Originating from the United Kingdom, these horses were initially bred to pull Gypsy caravans. These horses have the same frame and build as Clydesdales, who they are related to, but are smaller in size at 14-15 hands. 

This breed was taken to North America in 1996 which was only when it got its official name. With their soft demeanor and gentle disposition, these horses are great family horses. They have also been used as horses for human rehabilitation and therapy. 

Price: Generally from $4,000 to $30,000. You can expect to way upwards of $20,000 for a well-bred foal. 

16. Mustang

Mustangs are one of the most famous breeds in the world. They originate from a specific part of America in the North West and have roamed wildly for decades. Mustangs were introduced to the States by the Spanish and have become well renowned across the world. 

Mustangs are hardy animals and are short and muscular in stature. They are well suited to adverse weather conditions and harsh terrain. They weigh around 8000 pounds and are between 14 and 15 hands high. In the wild, mustangs have been known to live up to 40 years old. 

Formal adoption and breaking in the program were introduced in the United States for a controlled transition of many of these wild horses. This adoption fee starts at $125 but once trained and schooled, mustangs can fetch much higher prices. This is due to their versatility and ability to adapt to their environment. 

Price: Between $125 and $5,000

17. Appaloosa

Appaloosas are best known for their colorful and spotted coat, which sets them apart from many of the other equine breeds. Besides their unique and striking experience, appaloosas are well known for their gentle demeanor and intelligence. 

Being eager to please, this breed is easy to school and train, and they are used across most equestrian disciplines including showjumping and cross-country. Due to their appearance, they are also used in movies and commercials. 

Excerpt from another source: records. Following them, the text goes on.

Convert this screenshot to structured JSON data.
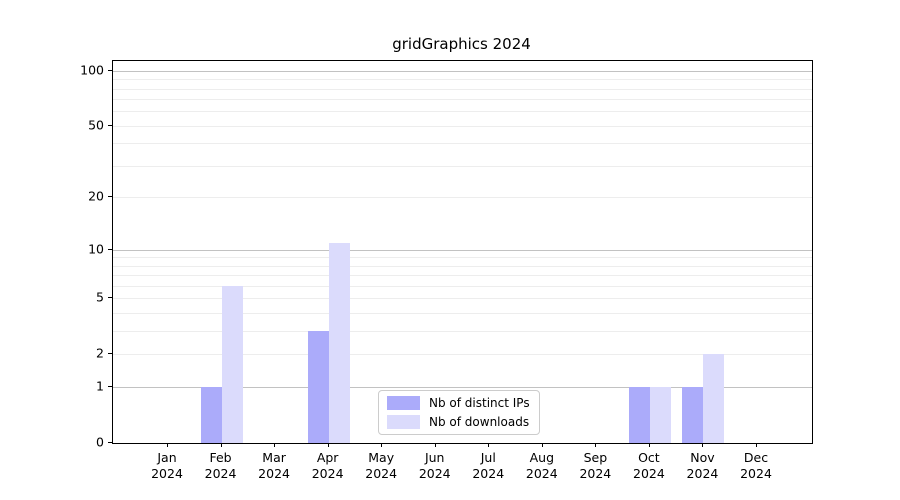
{
  "title": "gridGraphics 2024",
  "chart_data": {
    "type": "bar",
    "title": "gridGraphics 2024",
    "categories": [
      "Jan 2024",
      "Feb 2024",
      "Mar 2024",
      "Apr 2024",
      "May 2024",
      "Jun 2024",
      "Jul 2024",
      "Aug 2024",
      "Sep 2024",
      "Oct 2024",
      "Nov 2024",
      "Dec 2024"
    ],
    "category_month_labels": [
      "Jan",
      "Feb",
      "Mar",
      "Apr",
      "May",
      "Jun",
      "Jul",
      "Aug",
      "Sep",
      "Oct",
      "Nov",
      "Dec"
    ],
    "category_year_label": "2024",
    "series": [
      {
        "name": "Nb of distinct IPs",
        "color": "#ababfa",
        "values": [
          0,
          1,
          0,
          3,
          0,
          0,
          0,
          0,
          0,
          1,
          1,
          0
        ]
      },
      {
        "name": "Nb of downloads",
        "color": "#dbdbfc",
        "values": [
          0,
          6,
          0,
          11,
          0,
          0,
          0,
          0,
          0,
          1,
          2,
          0
        ]
      }
    ],
    "xlabel": "",
    "ylabel": "",
    "yscale": "log1p",
    "ylim": [
      0,
      113
    ],
    "yticks": [
      0,
      1,
      2,
      5,
      10,
      20,
      50,
      100
    ],
    "major_gridlines": [
      1,
      10,
      100
    ],
    "minor_gridlines": [
      2,
      3,
      4,
      5,
      6,
      7,
      8,
      9,
      20,
      30,
      40,
      50,
      60,
      70,
      80,
      90
    ],
    "grid": true,
    "legend_position": "lower-center-inside"
  }
}
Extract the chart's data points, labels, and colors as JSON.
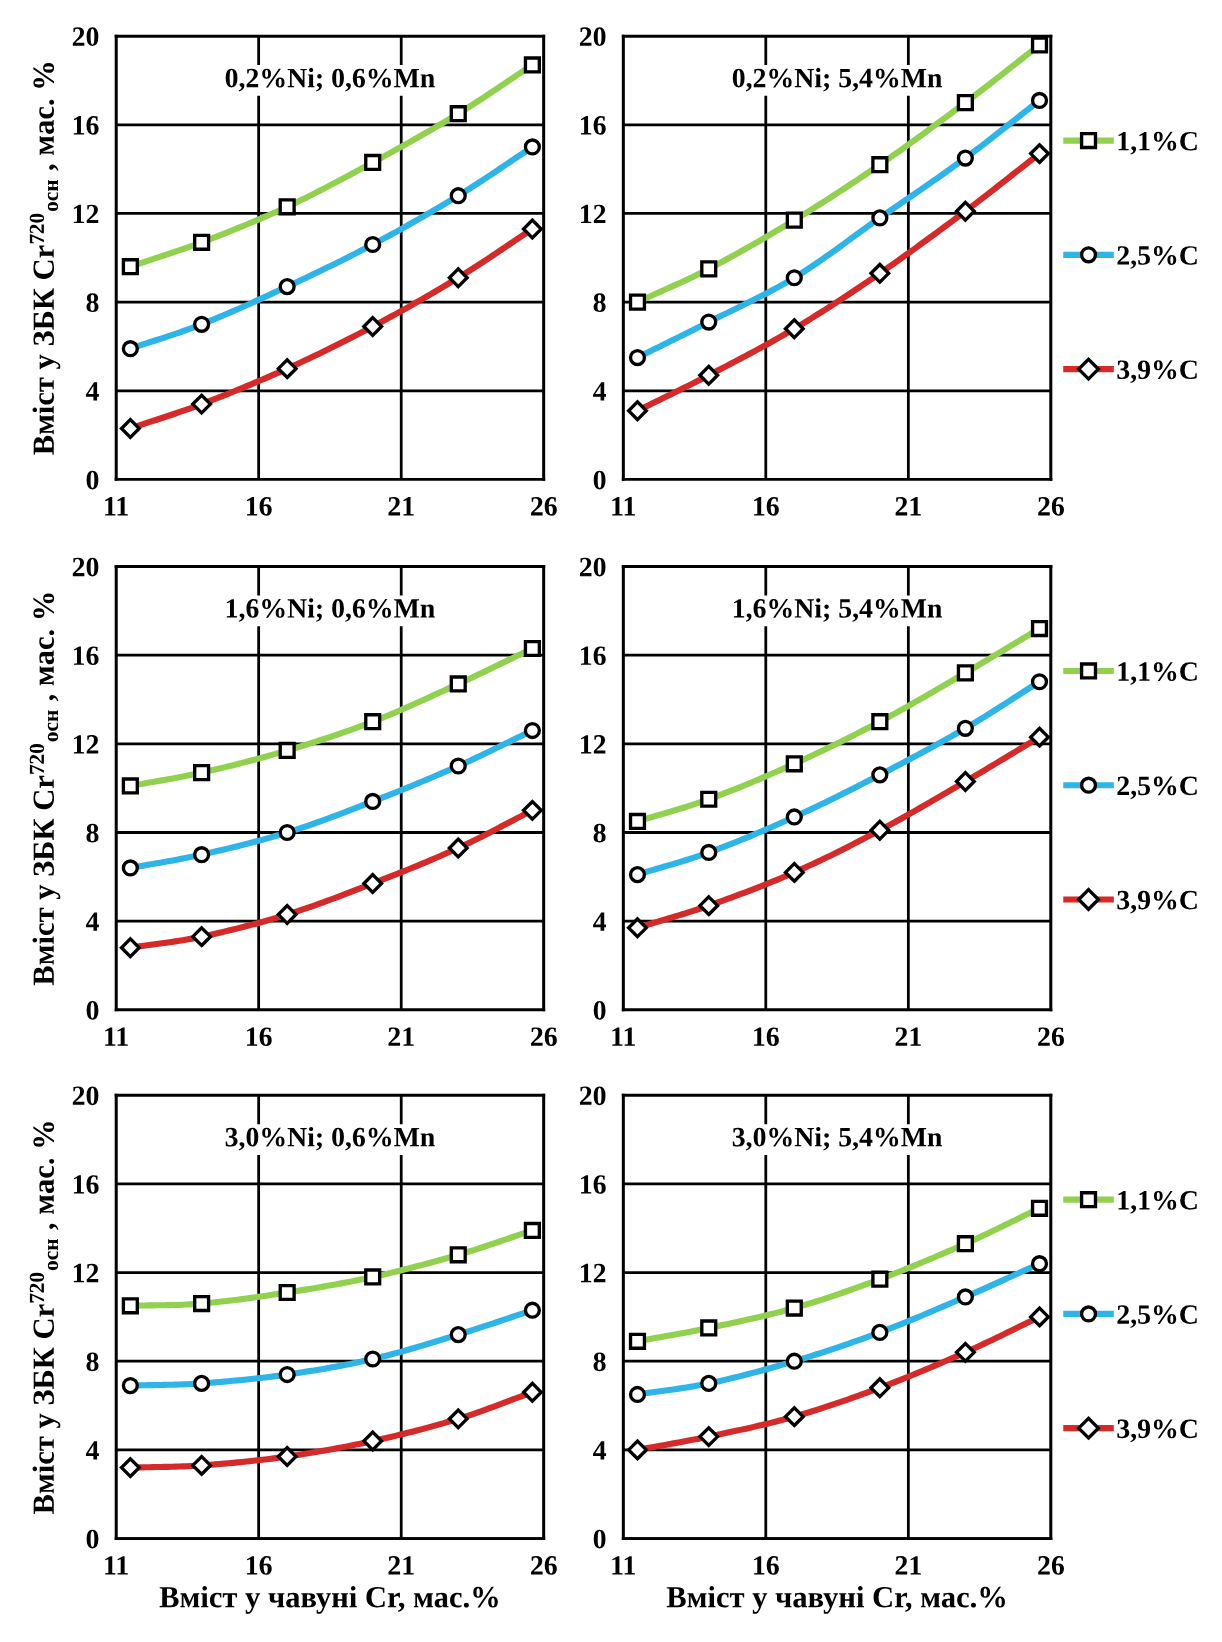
{
  "chart_data": [
    {
      "type": "line",
      "title": "0,2%Ni; 0,6%Mn",
      "ylabel": "Вміст у ЗБК Cr$^{720}$$_{осн}$ , мас. %",
      "x": [
        11.5,
        14,
        17,
        20,
        23,
        25.6
      ],
      "xlim": [
        11,
        26
      ],
      "xticks": [
        11,
        16,
        21,
        26
      ],
      "ylim": [
        0,
        20
      ],
      "yticks": [
        0,
        4,
        8,
        12,
        16,
        20
      ],
      "grid": true,
      "legend": false,
      "series": [
        {
          "color": "#92d050",
          "marker": "square",
          "values": [
            9.6,
            10.7,
            12.3,
            14.3,
            16.5,
            18.7
          ]
        },
        {
          "color": "#2eb4e6",
          "marker": "circle",
          "values": [
            5.9,
            7.0,
            8.7,
            10.6,
            12.8,
            15.0
          ]
        },
        {
          "color": "#d42a2a",
          "marker": "diamond",
          "values": [
            2.3,
            3.4,
            5.0,
            6.9,
            9.1,
            11.3
          ]
        }
      ]
    },
    {
      "type": "line",
      "title": "0,2%Ni; 5,4%Mn",
      "x": [
        11.5,
        14,
        17,
        20,
        23,
        25.6
      ],
      "xlim": [
        11,
        26
      ],
      "xticks": [
        11,
        16,
        21,
        26
      ],
      "ylim": [
        0,
        20
      ],
      "yticks": [
        0,
        4,
        8,
        12,
        16,
        20
      ],
      "grid": true,
      "legend": "right",
      "series": [
        {
          "name": "1,1%C",
          "color": "#92d050",
          "marker": "square",
          "values": [
            8.0,
            9.5,
            11.7,
            14.2,
            17.0,
            19.6
          ]
        },
        {
          "name": "2,5%C",
          "color": "#2eb4e6",
          "marker": "circle",
          "values": [
            5.5,
            7.1,
            9.1,
            11.8,
            14.5,
            17.1
          ]
        },
        {
          "name": "3,9%C",
          "color": "#d42a2a",
          "marker": "diamond",
          "values": [
            3.1,
            4.7,
            6.8,
            9.3,
            12.1,
            14.7
          ]
        }
      ]
    },
    {
      "type": "line",
      "title": "1,6%Ni; 0,6%Mn",
      "ylabel": "Вміст у ЗБК Cr$^{720}$$_{осн}$ , мас. %",
      "x": [
        11.5,
        14,
        17,
        20,
        23,
        25.6
      ],
      "xlim": [
        11,
        26
      ],
      "xticks": [
        11,
        16,
        21,
        26
      ],
      "ylim": [
        0,
        20
      ],
      "yticks": [
        0,
        4,
        8,
        12,
        16,
        20
      ],
      "grid": true,
      "legend": false,
      "series": [
        {
          "color": "#92d050",
          "marker": "square",
          "values": [
            10.1,
            10.7,
            11.7,
            13.0,
            14.7,
            16.3
          ]
        },
        {
          "color": "#2eb4e6",
          "marker": "circle",
          "values": [
            6.4,
            7.0,
            8.0,
            9.4,
            11.0,
            12.6
          ]
        },
        {
          "color": "#d42a2a",
          "marker": "diamond",
          "values": [
            2.8,
            3.3,
            4.3,
            5.7,
            7.3,
            9.0
          ]
        }
      ]
    },
    {
      "type": "line",
      "title": "1,6%Ni; 5,4%Mn",
      "x": [
        11.5,
        14,
        17,
        20,
        23,
        25.6
      ],
      "xlim": [
        11,
        26
      ],
      "xticks": [
        11,
        16,
        21,
        26
      ],
      "ylim": [
        0,
        20
      ],
      "yticks": [
        0,
        4,
        8,
        12,
        16,
        20
      ],
      "grid": true,
      "legend": "right",
      "series": [
        {
          "name": "1,1%C",
          "color": "#92d050",
          "marker": "square",
          "values": [
            8.5,
            9.5,
            11.1,
            13.0,
            15.2,
            17.2
          ]
        },
        {
          "name": "2,5%C",
          "color": "#2eb4e6",
          "marker": "circle",
          "values": [
            6.1,
            7.1,
            8.7,
            10.6,
            12.7,
            14.8
          ]
        },
        {
          "name": "3,9%C",
          "color": "#d42a2a",
          "marker": "diamond",
          "values": [
            3.7,
            4.7,
            6.2,
            8.1,
            10.3,
            12.3
          ]
        }
      ]
    },
    {
      "type": "line",
      "title": "3,0%Ni; 0,6%Mn",
      "ylabel": "Вміст у ЗБК Cr$^{720}$$_{осн}$ , мас. %",
      "xlabel": "Вміст у чавуні Cr, мас.%",
      "x": [
        11.5,
        14,
        17,
        20,
        23,
        25.6
      ],
      "xlim": [
        11,
        26
      ],
      "xticks": [
        11,
        16,
        21,
        26
      ],
      "ylim": [
        0,
        20
      ],
      "yticks": [
        0,
        4,
        8,
        12,
        16,
        20
      ],
      "grid": true,
      "legend": false,
      "series": [
        {
          "color": "#92d050",
          "marker": "square",
          "values": [
            10.5,
            10.6,
            11.1,
            11.8,
            12.8,
            13.9
          ]
        },
        {
          "color": "#2eb4e6",
          "marker": "circle",
          "values": [
            6.9,
            7.0,
            7.4,
            8.1,
            9.2,
            10.3
          ]
        },
        {
          "color": "#d42a2a",
          "marker": "diamond",
          "values": [
            3.2,
            3.3,
            3.7,
            4.4,
            5.4,
            6.6
          ]
        }
      ]
    },
    {
      "type": "line",
      "title": "3,0%Ni; 5,4%Mn",
      "xlabel": "Вміст у чавуні Cr, мас.%",
      "x": [
        11.5,
        14,
        17,
        20,
        23,
        25.6
      ],
      "xlim": [
        11,
        26
      ],
      "xticks": [
        11,
        16,
        21,
        26
      ],
      "ylim": [
        0,
        20
      ],
      "yticks": [
        0,
        4,
        8,
        12,
        16,
        20
      ],
      "grid": true,
      "legend": "right",
      "series": [
        {
          "name": "1,1%C",
          "color": "#92d050",
          "marker": "square",
          "values": [
            8.9,
            9.5,
            10.4,
            11.7,
            13.3,
            14.9
          ]
        },
        {
          "name": "2,5%C",
          "color": "#2eb4e6",
          "marker": "circle",
          "values": [
            6.5,
            7.0,
            8.0,
            9.3,
            10.9,
            12.4
          ]
        },
        {
          "name": "3,9%C",
          "color": "#d42a2a",
          "marker": "diamond",
          "values": [
            4.0,
            4.6,
            5.5,
            6.8,
            8.4,
            10.0
          ]
        }
      ]
    }
  ]
}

Appaloosas have a number of different pattern variations on their coat and this is often referred to as the ‘leopard complex’. When they are born, it is almost impossible to predict their color. This is because they are usually born in darker shades which lighten as they shed their coats as foals. 

Price: Between $450 and $8,000. The stallions used for breeding come at an average cost of $4,200. 

18. Selle Francais

The Selle Francais breed is a prestigious French breed known for their exceptional performance in the showjumping ring. The modern-day Selle Francais is a result of centuries of cross-breeding until they were officially registered as a unique sport horse in 1958. 

These horses are also known as the French Saddle Horse and are usually bay, dark bay, or chestnut in color. As a result of their intentional breeding for high performance, these horses excel at Olympic and Grand Prix levels. 

These horses stand between 15 and 18 hands high. They have powerful hocks and broad hindquarters, ideal physical traits for jumping. This is a gentle and trustworthy breed of horses which makes them the ideal partner for novice and amateur riders. 

Price: Between $15,000 into the millions. Due to their worldwide popularity and success in competitive showjumping, the most expensive showjumper sold in 2013 for $15 million. 

18 Most Expensive Horse Breeds in the World

What is the least expensive horse breed?

While prices of horses can vary between different breeds significantly, they can also do so within the same breed. A thoroughbred that has not been backed or trained may cost a few hundred dollars while a horse of the same breed who has been schooled from a young age to complete may be priced in the thousands. 

What is important to note is that many low-cost horses of typically expensive breeds may not be trained or have official registration papers. This is what leads to its cheaper price tag. 

As a breed, the cheapest horse is the American mustang.

What was the most expensive horse sold for? 

The most expensive horse to be sold in history is the 2000 Kentucky Derby winner called Fusaichi Pegasus. This horse was the offspring of a famous sire by the name of Northern Dancer, a thoroughbred. Fusaichi Pegasus sold for the heft price of $70 million.